Microsoft's (MSFT 0.59%) Office suite has long been the choice of productivity tools for businesses and customers. While this will continue to be the case, Microsoft is also launching more tools to cement its place on top of the competition.

Recently, Microsoft has announced its generative AI tool meant to increase productivity within these programs: Copilot. This tool comes in a business and consumer-focused variety, but does it make Microsoft stock a buy now?

Generative AI will be used by the masses soon

Generative AI was first made popular through the launch of OpenAI's Chat GPT. When this platform took the world by storm in late 2022, it amazed people with what it could do, but it wasn't refined enough to be useful for typical productivity tasks.

With the integration of generative AI in tools like Copilot, we've finally reached the stage where this technology can increase productivity. With Copilot, it can search an inbox full of emails to summarize a topic, take notes in a meeting, create incredible PowerPoint presentations, and provide the formulas you need for your worksheet.

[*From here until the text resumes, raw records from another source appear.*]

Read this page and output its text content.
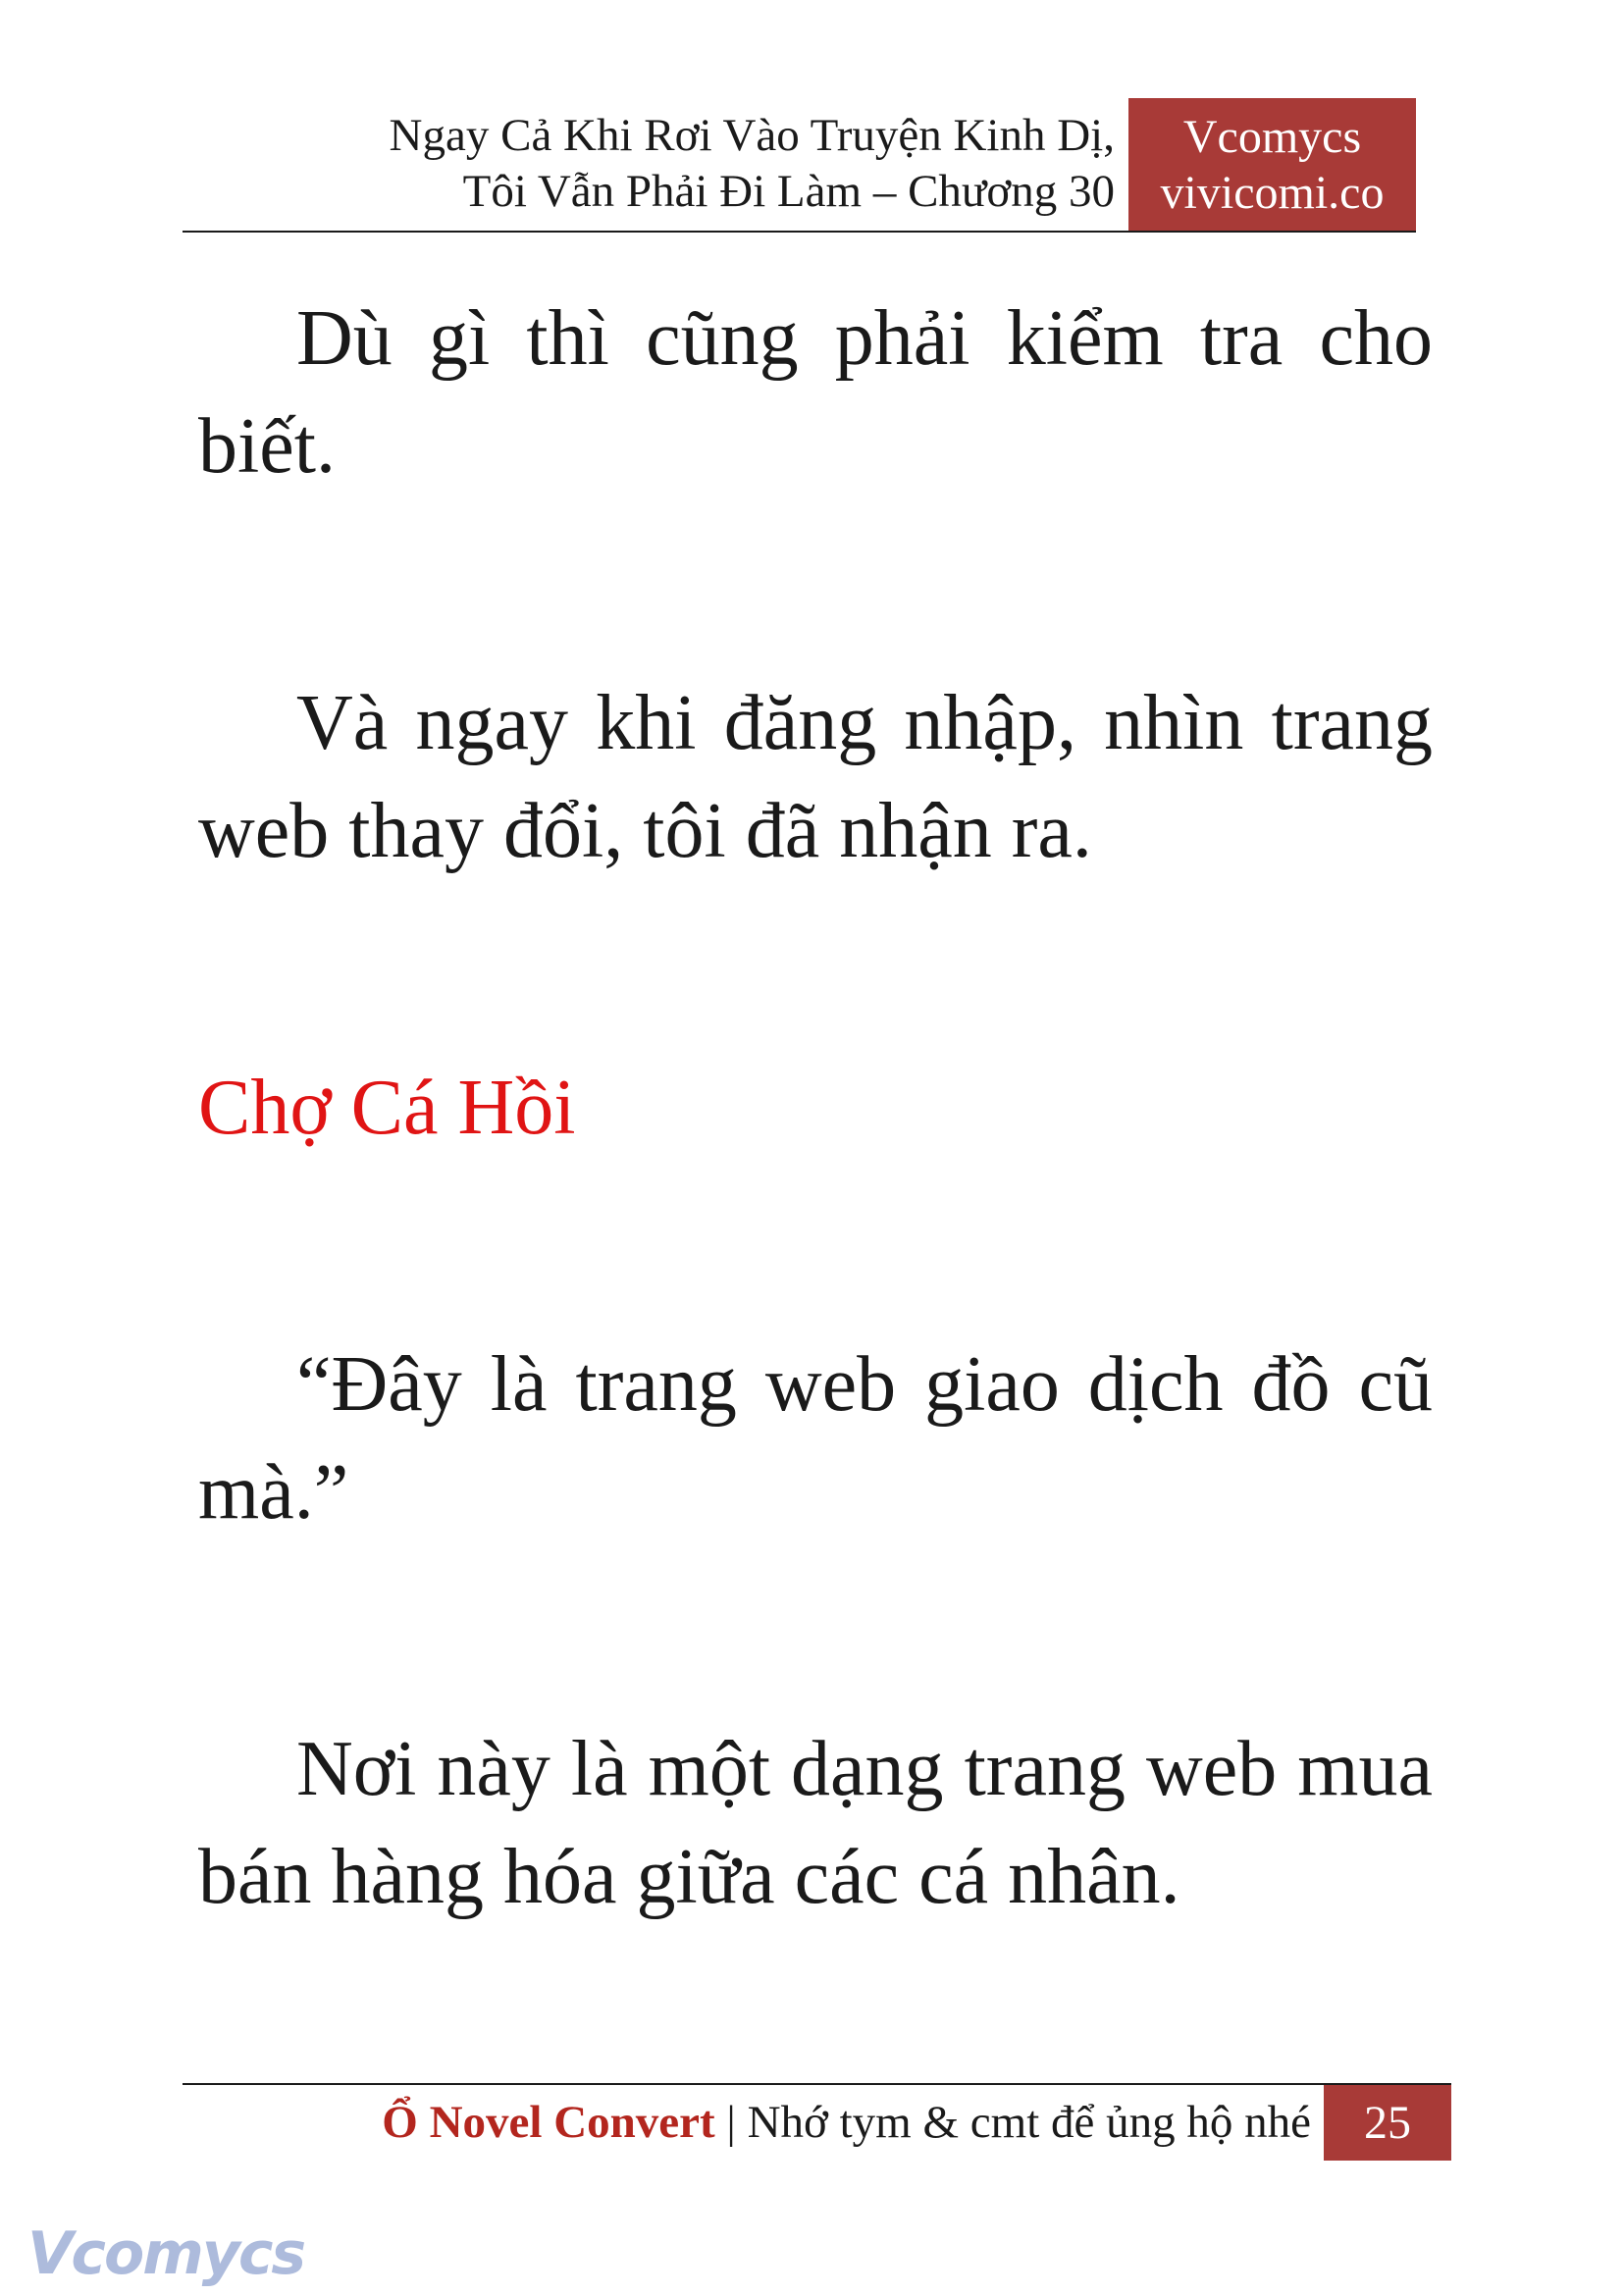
Ngay Cả Khi Rơi Vào Truyện Kinh Dị,
Tôi Vẫn Phải Đi Làm – Chương 30
Vcomycs
vivicomi.co

Dù gì thì cũng phải kiểm tra cho biết.

Và ngay khi đăng nhập, nhìn trang web thay đổi, tôi đã nhận ra.

Chợ Cá Hồi

“Đây là trang web giao dịch đồ cũ mà.”

Nơi này là một dạng trang web mua bán hàng hóa giữa các cá nhân.

Ổ Novel Convert | Nhớ tym & cmt để ủng hộ nhé	25
Vcomycs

But Microsoft isn't going to give this add-on away for free. Copilot for Microsoft 365 costs an additional $30 per month for business licenses. On the consumer side, Copilot Pro is available for $20 per month, giving its users even more tools than the base Copilot product.

Copilot Pro gives users access to OpenAI's latest generative AI model: GPT-4. It also boasts a better image creation tool (DALL·E 3) than the standard Copilot. If businesses want this additional functionality, it will also cost them an extra $20 per month, bringing the total to $50 for Copilot Pro.

With Microsoft's global customer base, these figures can easily transform into a massive revenue stream. But what can investors reasonably expect?

Copilot could produce a revenue boost, but Microsoft's stock is already expensive

As of 2022, about 345 million people were using Microsoft 365. While Microsoft hasn't updated that figure in a while, it's safe to assume it's probably growing a fair amount (in its first-quarter fiscal-year 2024 earnings report, Microsoft stated its paid 365 seats rose 10%). So, I'll assume paid seats are currently around 380 million.

If 10% of these users adopt Copilot on the business side, and 5% use Copilot Pro on the consumer side, that would provide $13.68 billion and $4.56 billion annually, respectively. For reference, Microsoft's trailing-12-month revenue is $218 billion, so this would provide an 8% revenue boost.

That's not growth that can be ignored, even if the adoption figures are lower than that.

Furthermore, this would be a massive profit boost, as Microsoft has already spent significant money on engineers to build the product and data centers to crunch the workloads.

But does this overcome Microsoft's already expensive price tag?

With a lot of change expected in the coming year, the market has already baked in quite a bit of growth into Microsoft stock, as it trades for an astounding 35 times forward earnings.

MSFT PE Ratio (Forward) Chart

MSFT PE Ratio (Forward) data by YCharts

For reference, Nvidia, a stock many investors complain is already too expensive, trades at 46 times forward earnings, so Microsoft isn't too far away from hitting this level.

So, is Microsoft a buy here? I'd say no. Other AI companies are launching similarly impactful products that can be purchased at a much lower price tag. Microsoft is priced for perfection, and even though it has a strong track record, it may be set up for failure if it can't nail or exceed analyst expectations.